Though large newspaper chains were built over decades and private-equity firms have bought up media assets for pennies on the dollar more recently, "they coincided with the decline of the industry," Kahn said. Recent purchases of the Omaha World-Herald by Warren Buffett and the San Diego Union-Tribune by a California real estate developer echo a time when owning newspapers was a path to wealth, he said.

One problem today: Metro newspapers still depend on print advertising for more than 80 percent of their revenue, Doctor said. At 14.5 percent annual growth, digital advertising is growing faster than television, radio, and other types of media. But daily newspapers are only capturing 10 percent or less of the national digital-advertising pie, he said.

Representatives of Alden Global and Angelo Gordon, who were generally quiet through the sale process, could not be reached for comment Monday.

The new owners will sign a pledge not to interfere with the operations of PMN's three newsrooms. The one-sentence statement reads: "The editorial function of the business shall at all times remain independent of the ownership and control of the company, and no owner shall attempt to influence or interfere with editorial policies or news decisions."

That pledge, which three of the six owners signed Monday, was drafted largely by the newsrooms' leaders: Inquirer editor Stan Wischnowski, Daily News editor Larry Platt, and Philly.com editor Wendy Warren. The other three owners were not available Monday.

"Nothing about this change of ownership will change the way we approach our journalism," Wischnowski said. "We've shown in the recent past with local ownership that a separation of church and state can and must be achieved. I trust that the new owners fully understand that, otherwise they wouldn't be making this sort of investment in the papers, the website, and the journalists."

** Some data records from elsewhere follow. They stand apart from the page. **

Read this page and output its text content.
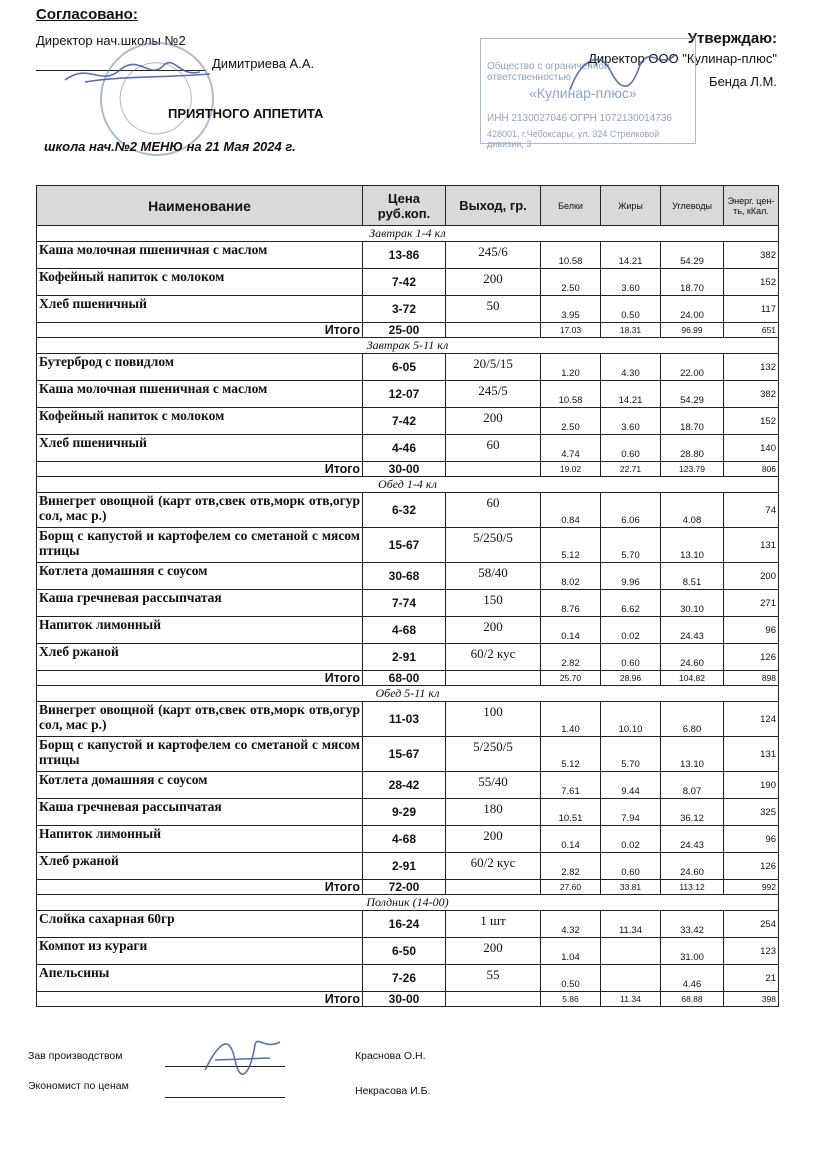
Согласовано:
Директор нач.школы №2
Димитриева А.А.
Утверждаю:
Директор ООО "Кулинар-плюс"
Бенда Л.М.
Общество с ограниченной ответственностью
«Кулинар-плюс»
ИНН 2130027046 ОГРН 1072130014736
428001, г.Чебоксары, ул. 324 Стрелковой дивизии, 3
ПРИЯТНОГО АППЕТИТА
школа нач.№2 МЕНЮ на 21 Мая 2024 г.
Наименование	Цена руб.коп.	Выход, гр.	Белки	Жиры	Углеводы	Энерг. цен-ть, кКал.
Завтрак 1-4 кл						
Каша молочная пшеничная с маслом	13-86	245/6	10.58	14.21	54.29	382
Кофейный напиток с молоком	7-42	200	2.50	3.60	18.70	152
Хлеб пшеничный	3-72	50	3.95	0.50	24.00	117
Итого	25-00		17.03	18.31	96.99	651
Завтрак 5-11 кл						
Бутерброд с повидлом	6-05	20/5/15	1.20	4.30	22.00	132
Каша молочная пшеничная с маслом	12-07	245/5	10.58	14.21	54.29	382
Кофейный напиток с молоком	7-42	200	2.50	3.60	18.70	152
Хлеб пшеничный	4-46	60	4.74	0.60	28.80	140
Итого	30-00		19.02	22.71	123.79	806
Обед 1-4 кл						
Винегрет овощной (карт отв,свек отв,морк отв,огур сол, мас р.)	6-32	60	0.84	6.06	4.08	74
Борщ с капустой и картофелем со сметаной с мясом птицы	15-67	5/250/5	5.12	5.70	13.10	131
Котлета домашняя с соусом	30-68	58/40	8.02	9.96	8.51	200
Каша гречневая рассыпчатая	7-74	150	8.76	6.62	30.10	271
Напиток лимонный	4-68	200	0.14	0.02	24.43	96
Хлеб ржаной	2-91	60/2 кус	2.82	0.60	24.60	126
Итого	68-00		25.70	28.96	104.82	898
Обед 5-11 кл						
Винегрет овощной (карт отв,свек отв,морк отв,огур сол, мас р.)	11-03	100	1.40	10.10	6.80	124
Борщ с капустой и картофелем со сметаной с мясом птицы	15-67	5/250/5	5.12	5.70	13.10	131
Котлета домашняя с соусом	28-42	55/40	7.61	9.44	8.07	190
Каша гречневая рассыпчатая	9-29	180	10.51	7.94	36.12	325
Напиток лимонный	4-68	200	0.14	0.02	24.43	96
Хлеб ржаной	2-91	60/2 кус	2.82	0.60	24.60	126
Итого	72-00		27.60	33.81	113.12	992
Полдник (14-00)						
Слойка сахарная 60гр	16-24	1 шт	4.32	11.34	33.42	254
Компот из кураги	6-50	200	1.04		31.00	123
Апельсины	7-26	55	0.50		4.46	21
Итого	30-00		5.86	11.34	68.88	398
Зав производством	Краснова О.Н.
Экономист по ценам	Некрасова И.Б.
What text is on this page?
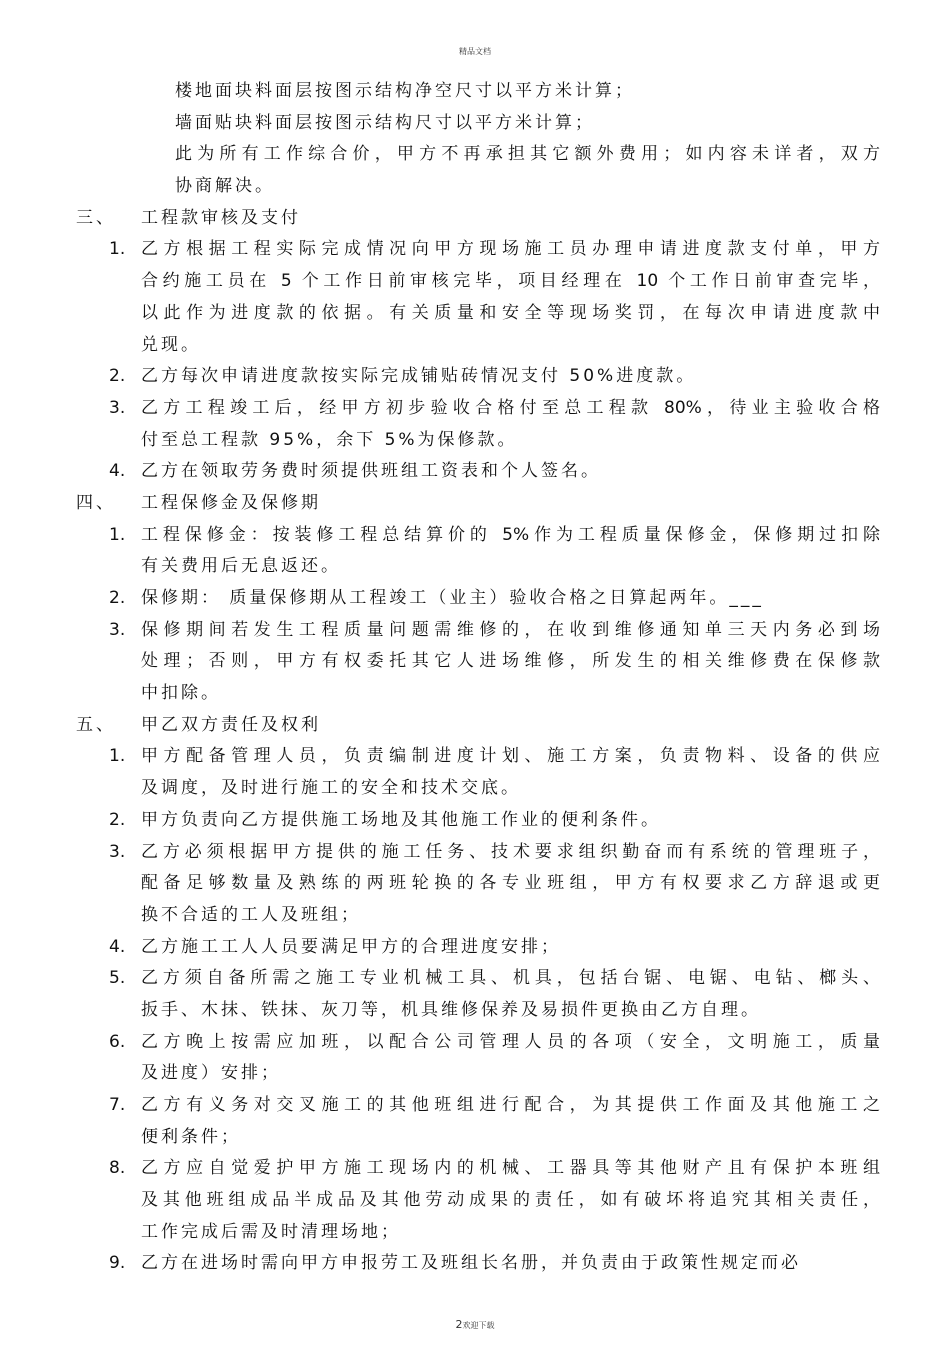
精品文档
楼地面块料面层按图示结构净空尺寸以平方米计算；
墙面贴块料面层按图示结构尺寸以平方米计算；
此为所有工作综合价，甲方不再承担其它额外费用；如内容未详者，双方
协商解决。
三、 工程款审核及支付
1. 乙方根据工程实际完成情况向甲方现场施工员办理申请进度款支付单，甲方
合约施工员在 5 个工作日前审核完毕，项目经理在 10 个工作日前审查完毕，
以此作为进度款的依据。有关质量和安全等现场奖罚，在每次申请进度款中
兑现。
2. 乙方每次申请进度款按实际完成铺贴砖情况支付 50%进度款。
3. 乙方工程竣工后，经甲方初步验收合格付至总工程款 80%，待业主验收合格
付至总工程款 95%，余下 5%为保修款。
4. 乙方在领取劳务费时须提供班组工资表和个人签名。
四、 工程保修金及保修期
1. 工程保修金：按装修工程总结算价的 5%作为工程质量保修金，保修期过扣除
有关费用后无息返还。
2. 保修期： 质量保修期从工程竣工（业主）验收合格之日算起两年。___
3. 保修期间若发生工程质量问题需维修的，在收到维修通知单三天内务必到场
处理；否则，甲方有权委托其它人进场维修，所发生的相关维修费在保修款
中扣除。
五、 甲乙双方责任及权利
1. 甲方配备管理人员，负责编制进度计划、施工方案，负责物料、设备的供应
及调度，及时进行施工的安全和技术交底。
2. 甲方负责向乙方提供施工场地及其他施工作业的便利条件。
3. 乙方必须根据甲方提供的施工任务、技术要求组织勤奋而有系统的管理班子，
配备足够数量及熟练的两班轮换的各专业班组，甲方有权要求乙方辞退或更
换不合适的工人及班组；
4. 乙方施工工人人员要满足甲方的合理进度安排；
5. 乙方须自备所需之施工专业机械工具、机具，包括台锯、电锯、电钻、榔头、
扳手、木抹、铁抹、灰刀等，机具维修保养及易损件更换由乙方自理。
6. 乙方晚上按需应加班，以配合公司管理人员的各项（安全，文明施工，质量
及进度）安排；
7. 乙方有义务对交叉施工的其他班组进行配合，为其提供工作面及其他施工之
便利条件；
8. 乙方应自觉爱护甲方施工现场内的机械、工器具等其他财产且有保护本班组
及其他班组成品半成品及其他劳动成果的责任，如有破坏将追究其相关责任，
工作完成后需及时清理场地；
9. 乙方在进场时需向甲方申报劳工及班组长名册，并负责由于政策性规定而必
2欢迎下载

Katz, once an investigative journalist, did not mince words when he said the new owners would not interfere: "If you're not free to call it as you see it, we're going to have a bad business model."

As a privately held company, PMN did not disclose its financial results, but Katz said its revenues have fallen by half since 2006, when they were $500 million. Norcross said PMN was unprofitable.

"Cynicism or no, we put a lot of our money in this," Katz said. "There was a lot safer places at my age to put money than in a news organization. You know what? This is my way of coming home."

Former Gov. Ed Rendell - who Katz said was the first to call him about finding local investors - and Philadelphia Flyers founder Edward M. Snider, mentioned early on as a possible investor, are not among the new owners.

"People who love newspapers, people who work for newspapers should be excited by these investors, who are committed to make this work as a civic venture," Rendell said.

Philanthropist Raymond G. Perelman, who at one point complained about being excluded from participation, withdrew from the group in mid-March.